I am deeply excited about God and what has been described as God’s mission. The life of Father, Spirit and Jesus spinning into ever-widening circles of including community energizes me. There is wildness and an untamed nature to the character of God. God cannot be tamed. Over the last few years I have become aware of the amazing adventure of the Missio Dei, or the mission of God. This has rightly spilled into maxims like, “the church doesn’t have a mission, the mission has a church”. Maxims like this attempt at moving “mission” or being “missional” away from a program of the church. Caging the mission into the four walls of a church on a Sunday is ludicrous. Mission is our whole life, and can therefore not be squashed into a program or a building. It will always overflow these confines and sometimes even demolish the programs and buildings.
It is here where my suspicion about “missional language” arises.
It seems that missional has become another way to get people involved with the local church. “Missional language”, has in some cases, become the new tool for church growth.

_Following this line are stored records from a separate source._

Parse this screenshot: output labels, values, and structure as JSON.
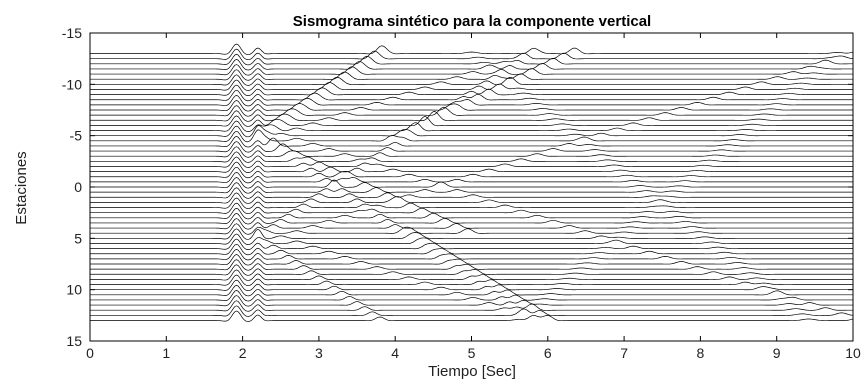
{
  "chart_data": {
    "type": "line",
    "title": "Sismograma sintético para la componente vertical",
    "xlabel": "Tiempo [Sec]",
    "ylabel": "Estaciones",
    "xlim": [
      0,
      10
    ],
    "ylim": [
      -15,
      15
    ],
    "y_reversed": true,
    "grid": false,
    "line_color": "#000000",
    "x_ticks": [
      "0",
      "1",
      "2",
      "3",
      "4",
      "5",
      "6",
      "7",
      "8",
      "9",
      "10"
    ],
    "y_ticks": [
      "-15",
      "-10",
      "-5",
      "0",
      "5",
      "10",
      "15"
    ],
    "series_description": "One seismogram trace per station, offset vertically by station index",
    "stations": {
      "first": -13,
      "last": 13,
      "step": 0.5
    },
    "wave_events": [
      {
        "type": "direct",
        "t0": 1.95,
        "slope": 0,
        "amplitude": 0.9
      },
      {
        "type": "direct",
        "t0": 2.2,
        "slope": 0,
        "amplitude": 0.6
      },
      {
        "type": "moveout",
        "t_at_station_minus5": 2.3,
        "t_at_station_minus13": 3.85,
        "amplitude": 0.5
      },
      {
        "type": "moveout",
        "t_at_station_minus5": 4.1,
        "t_at_station_minus13": 6.35,
        "amplitude": 0.55
      },
      {
        "type": "moveout",
        "t_at_station_5": 4.3,
        "t_at_station_13": 6.0,
        "amplitude": 0.5
      },
      {
        "type": "moveout",
        "t_at_station_minus3": 2.7,
        "t_at_station_0": 3.6,
        "amplitude": 0.45
      }
    ]
  }
}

This usually means that people will join the Sunday worship gatherings. I think this is a detour and will dilute the Missio Dei into another campaign to bolster the egos of pastors, ministers and their members.
But what if the mission of God breaks our finely planned churches and gatherings? What if the mission scatters the church on a Sunday into real life situations during the rest of the week? What if the mission eliminates the positions of pastors and ministers making a living out of diluting the Missio Dei into a church growth program?
I think the mission Dei will radically alter the way which we be and see church. Church as manifested in Western-influenced cities will change. But it is hard for professionally paid Christians to live into this mission if it threatens the very way in which they make their money and therefore their livelihood.
The mission of God excites me, but I need a new imagination in order to live into it. I think it will be marvellously ordinary and attainable to all people.